PMO letter follows a request from Chief Minister Karunanidhi


  • Allotment on preferential basis
  • Move will help staff have stake in NLC

    New Delhi: Responding to a demand from a key ally, Dravida Munnetra Kazhagam (DMK), the UPA Government has decided to reserve a "sufficient" number of shares of Neyveli Lignite Corporation (NLC) for its employees. The decision is in response to a letter from Chief Minister M. Karunanidhi to Prime Minister Manmohan Singh and Finance Minister P. Chidambaram on Sunday, urging them to reconsider the decision to disinvest 10 per cent of government shareholding in NLC. He suggested that if the decision on disinvestment could not be reversed, the Centre consider giving the shares to NLC employees.

    Giving the assurance, Prime Minister Manmohan Singh has said this will give the employees a stake in the future of the corporation.A statement issued by the Prime Minister's Office said: "In response to the request from Tamil Nadu Chief Minister M. Karunanidhi, the Prime Minister has assured that while disinvesting ten per cent of shares of NLC, the government will provide for sufficient allocation of shares to the employees." The shares would be allotted on preferential basis.

    On June 22, the Centre decided to sell 10 per cent of its equity in the National Aluminium Company Limited (NALCO) and NLC through the book building process. At the current prices, it is estimated that the sale of equity in NLC will yield Rs. 1,100 crore while Rs. 1400 crore will be raised from selling shares in the NALCO.
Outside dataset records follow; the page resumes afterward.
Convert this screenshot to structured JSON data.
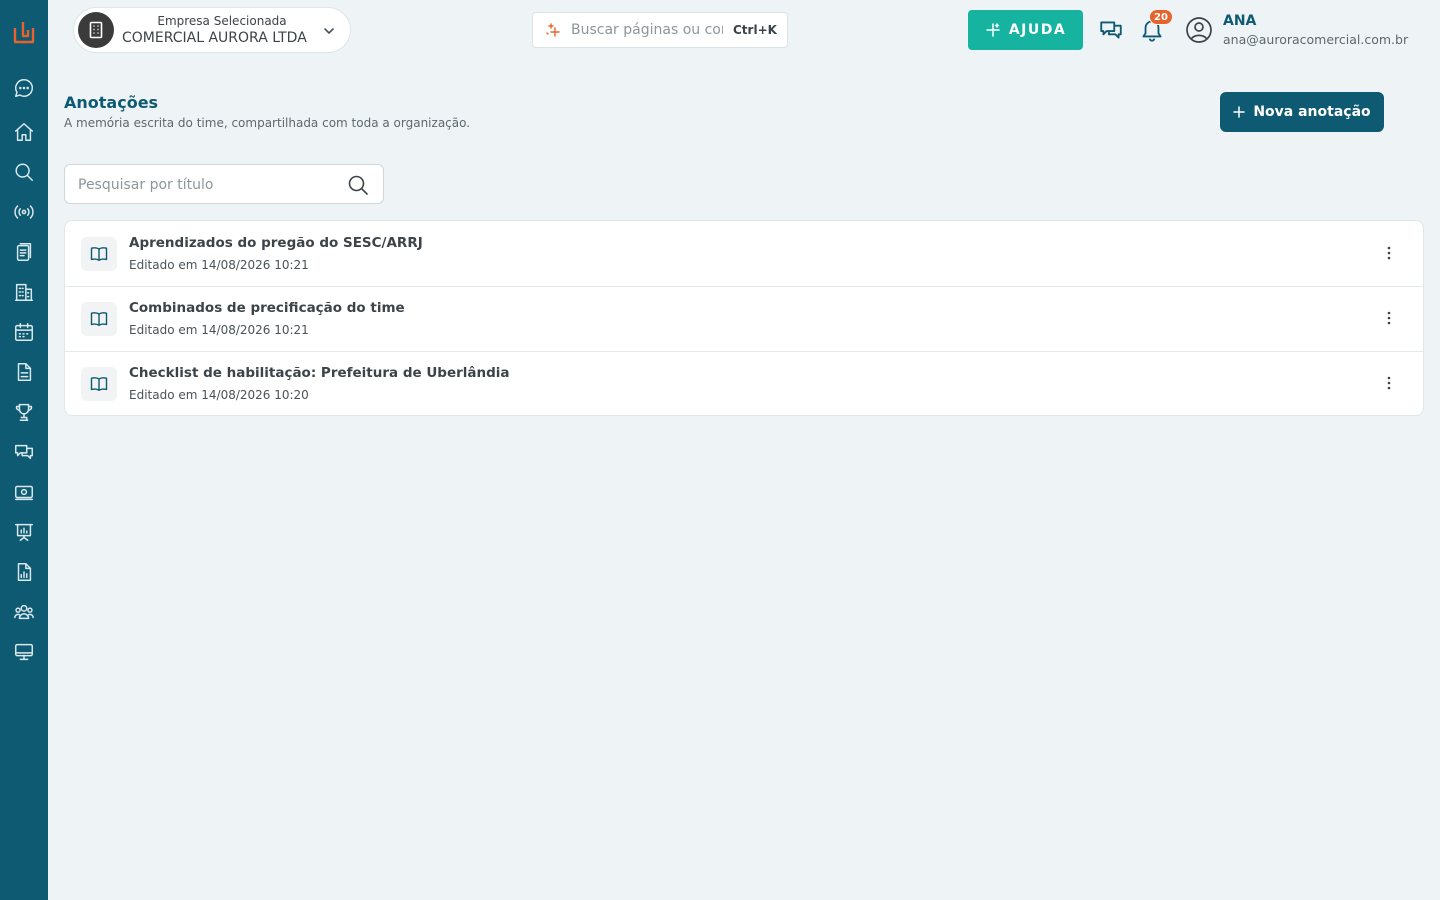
{
  "company": {
    "label": "Empresa Selecionada",
    "name": "COMERCIAL AURORA LTDA"
  },
  "topbar": {
    "search_placeholder": "Buscar páginas ou conteúdos",
    "search_shortcut": "Ctrl+K",
    "help_label": "AJUDA",
    "notification_count": "20",
    "user_name": "ANA",
    "user_email": "ana@auroracomercial.com.br"
  },
  "page": {
    "title": "Anotações",
    "subtitle": "A memória escrita do time, compartilhada com toda a organização.",
    "new_button_label": "Nova anotação",
    "title_search_placeholder": "Pesquisar por título"
  },
  "notes": [
    {
      "title": "Aprendizados do pregão do SESC/ARRJ",
      "edited": "Editado em 14/08/2026 10:21"
    },
    {
      "title": "Combinados de precificação do time",
      "edited": "Editado em 14/08/2026 10:21"
    },
    {
      "title": "Checklist de habilitação: Prefeitura de Uberlândia",
      "edited": "Editado em 14/08/2026 10:20"
    }
  ],
  "sidebar": {
    "icons": [
      "logo-icon",
      "chat-icon",
      "home-icon",
      "search-icon",
      "broadcast-icon",
      "clipboard-icon",
      "building-icon",
      "calendar-icon",
      "document-icon",
      "trophy-icon",
      "messages-icon",
      "money-icon",
      "presentation-icon",
      "report-icon",
      "team-icon",
      "monitor-icon"
    ]
  },
  "colors": {
    "sidebar": "#0d5a72",
    "primary": "#0d5a72",
    "help": "#16b3a1",
    "badge": "#e8622c",
    "logo": "#e8622c",
    "background": "#eef4f5"
  }
}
    The funds will be placed in the National Investment Fund, which will be managed by the Life Insurance Corporation, the State Bank of India and the Unit Trust of India.

    After the disinvestment, the government equity in NLC will dip to 83.56 per cent from the present 93.56 per cent.

    Trade unions had announced that NLC employees will strike work from July 4 if the order on disinvestment is not withdrawn.